Alison Law is a force to be reckoned with. Alison is a marketing genius. Smart as a whip- and kind! Alison, besides being you know busy with school, Alison Law Communications, and other things- also finds time to be a member of She Reads (where she lovingly made a master list of She Reads bloggers for Twitter- there is that marketing mind!) I asked Alison if she had time to write a guest post- and she agreed. And her post, about permission to be imperfect, is honest and heartwarming.
Alison Law resolves to be Imperfect in 2014
This Year I Resolve to be Imperfect
I am an achievement and self-improvement junkie, so the approach of a New Year sends my already-active brain into overdrive. As I write this—on December 31—my dining room table has become a cluttered command center of “let’s do everything bigger and better in 2014!” Business and personal finance books, goals worksheets and planning materials intermingle with new health insurance cards and New Year’s greeting cards. I hover on the cusp of greatness and I love it.
I can ignore my crime scene of an office and chores today because I’ll be reborn as a meticulous cleaning machine in less than 12 hours. I can eat these Totino’s pizza rolls (with real pepperoni seasoning!), corn chips and French onion dip until I pop today, because when that smartphone strikes midnight, a virtuous and health-conscious Alison will take the keys from me, and my calorie record will be expunged.
The reason that we stay up way past our bedtimes, wearing cardboard party hats and tiaras that leave glitter rashes on our foreheads, is that we (the collective pronoun) love change within our control. We’re in love with the idea of a clean slate, a fresh start and all the other clichés for tidy beginnings. Possibility is intoxicating. Potential is out there, just waiting for us to sidle up next to it and give it a scratch behind the ear.
That’s why I wasn’t a bit surprised to learn in this New York Times article that human beings get a bigger jolt of happiness from planning their vacations than actually going on the trips. Anticipation is a lusty bedfellow to the inner control freak who thinks she can plan everything terrific that can possibly happen in the next twelve months until it’s impossible for the mundane or bad stuff to coexist. This myth appeals to every part of my borderline-OCD personality, but it is just a horrible lie. Because if there’s anything I’ve learned (earned) in my almost 40 years of living on this planet, it’s this: when you resolve to be perfect—at cleaning, eating, exercising, etc.—you’re setting yourself up for utter failure.

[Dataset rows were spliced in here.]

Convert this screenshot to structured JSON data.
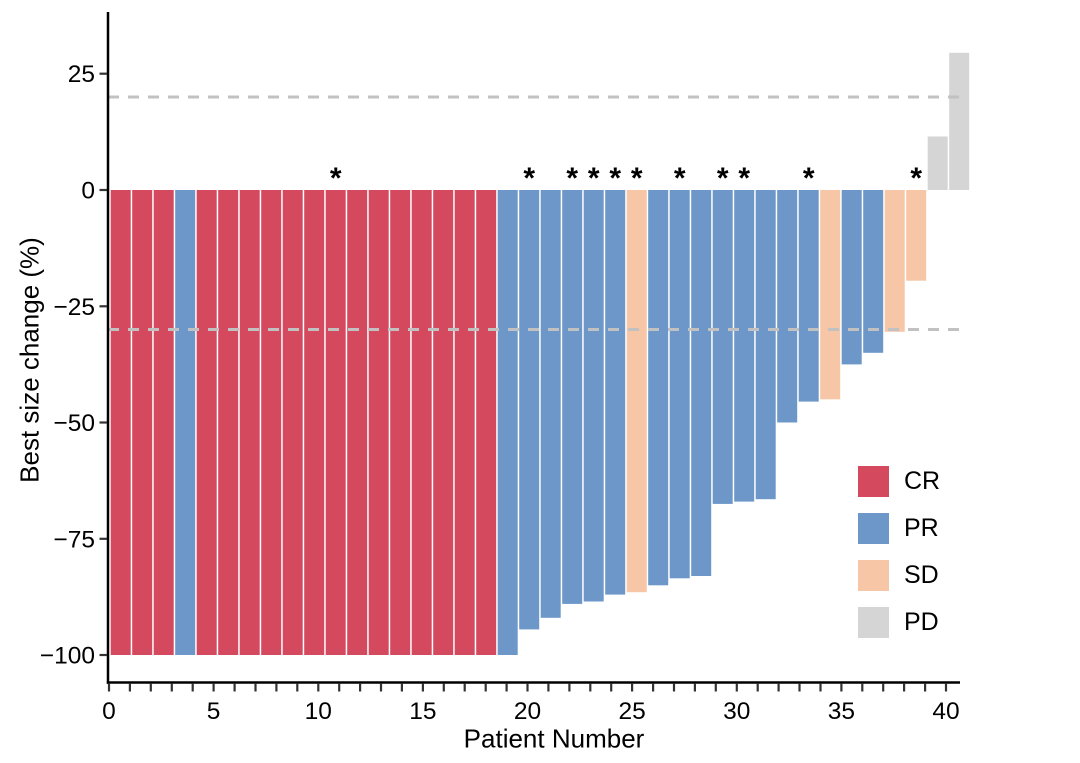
{
  "figure": {
    "background": "#ffffff"
  },
  "chart_data": {
    "type": "bar",
    "subtype": "waterfall",
    "title": "",
    "xlabel": "Patient Number",
    "ylabel": "Best size change (%)",
    "xlim": [
      0,
      41.3
    ],
    "ylim": [
      -106,
      38
    ],
    "x_ticks": [
      0,
      5,
      10,
      15,
      20,
      25,
      30,
      35,
      40
    ],
    "x_tick_labels": [
      "0",
      "5",
      "10",
      "15",
      "20",
      "25",
      "30",
      "35",
      "40"
    ],
    "x_minor_tick_step": 1,
    "y_ticks": [
      25,
      0,
      -25,
      -50,
      -75,
      -100
    ],
    "y_tick_labels": [
      "25",
      "0",
      "−25",
      "−50",
      "−75",
      "−100"
    ],
    "grid": false,
    "reference_lines": [
      {
        "value": 20,
        "style": "dashed",
        "color": "#c1c1c1"
      },
      {
        "value": -30,
        "style": "dashed",
        "color": "#c1c1c1"
      }
    ],
    "annotation_symbol": "*",
    "annotation_note": "asterisk marks flagged patients",
    "legend": {
      "position": "inside-right",
      "items": [
        {
          "label": "CR",
          "color": "#d5495f"
        },
        {
          "label": "PR",
          "color": "#6c97c8"
        },
        {
          "label": "SD",
          "color": "#f6c6a6"
        },
        {
          "label": "PD",
          "color": "#d5d5d5"
        }
      ]
    },
    "patients": [
      {
        "patient": 1,
        "value": -100,
        "response": "CR",
        "star": false
      },
      {
        "patient": 2,
        "value": -100,
        "response": "CR",
        "star": false
      },
      {
        "patient": 3,
        "value": -100,
        "response": "CR",
        "star": false
      },
      {
        "patient": 4,
        "value": -100,
        "response": "PR",
        "star": false
      },
      {
        "patient": 5,
        "value": -100,
        "response": "CR",
        "star": false
      },
      {
        "patient": 6,
        "value": -100,
        "response": "CR",
        "star": false
      },
      {
        "patient": 7,
        "value": -100,
        "response": "CR",
        "star": false
      },
      {
        "patient": 8,
        "value": -100,
        "response": "CR",
        "star": false
      },
      {
        "patient": 9,
        "value": -100,
        "response": "CR",
        "star": false
      },
      {
        "patient": 10,
        "value": -100,
        "response": "CR",
        "star": false
      },
      {
        "patient": 11,
        "value": -100,
        "response": "CR",
        "star": true
      },
      {
        "patient": 12,
        "value": -100,
        "response": "CR",
        "star": false
      },
      {
        "patient": 13,
        "value": -100,
        "response": "CR",
        "star": false
      },
      {
        "patient": 14,
        "value": -100,
        "response": "CR",
        "star": false
      },
      {
        "patient": 15,
        "value": -100,
        "response": "CR",
        "star": false
      },
      {
        "patient": 16,
        "value": -100,
        "response": "CR",
        "star": false
      },
      {
        "patient": 17,
        "value": -100,
        "response": "CR",
        "star": false
      },
      {
        "patient": 18,
        "value": -100,
        "response": "CR",
        "star": false
      },
      {
        "patient": 19,
        "value": -100,
        "response": "PR",
        "star": false
      },
      {
        "patient": 20,
        "value": -94.5,
        "response": "PR",
        "star": true
      },
      {
        "patient": 21,
        "value": -92,
        "response": "PR",
        "star": false
      },
      {
        "patient": 22,
        "value": -89,
        "response": "PR",
        "star": true
      },
      {
        "patient": 23,
        "value": -88.5,
        "response": "PR",
        "star": true
      },
      {
        "patient": 24,
        "value": -87,
        "response": "PR",
        "star": true
      },
      {
        "patient": 25,
        "value": -86.5,
        "response": "SD",
        "star": true
      },
      {
        "patient": 26,
        "value": -85,
        "response": "PR",
        "star": false
      },
      {
        "patient": 27,
        "value": -83.5,
        "response": "PR",
        "star": true
      },
      {
        "patient": 28,
        "value": -83,
        "response": "PR",
        "star": false
      },
      {
        "patient": 29,
        "value": -67.5,
        "response": "PR",
        "star": true
      },
      {
        "patient": 30,
        "value": -67,
        "response": "PR",
        "star": true
      },
      {
        "patient": 31,
        "value": -66.5,
        "response": "PR",
        "star": false
      },
      {
        "patient": 32,
        "value": -50,
        "response": "PR",
        "star": false
      },
      {
        "patient": 33,
        "value": -45.5,
        "response": "PR",
        "star": true
      },
      {
        "patient": 34,
        "value": -45,
        "response": "SD",
        "star": false
      },
      {
        "patient": 35,
        "value": -37.5,
        "response": "PR",
        "star": false
      },
      {
        "patient": 36,
        "value": -35,
        "response": "PR",
        "star": false
      },
      {
        "patient": 37,
        "value": -30.5,
        "response": "SD",
        "star": false
      },
      {
        "patient": 38,
        "value": -19.5,
        "response": "SD",
        "star": true
      },
      {
        "patient": 39,
        "value": 11.5,
        "response": "PD",
        "star": false
      },
      {
        "patient": 40,
        "value": 29.5,
        "response": "PD",
        "star": false
      }
    ]
  }
}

Therefore, in terms of resolutions, I’m going to relish the reading and planning that always accompanies my greeting a New Year; I always learn a lot and appreciate those embers that keep my intellectual fires stoked. 2013 was a wonderful year in a lot of ways, but it had its painful moments, too. Enough moments to remind me that I need to leave room in my crazy life for the unexpected crazy. No planning can defeat the uninvited crazy, so I’m just going to make up the guest room and put out the nice towels for it. There’s still plenty of room for dreams and goals, but my aspirations have a better shot when I evict perfectionism and let the unplanned have run of the house.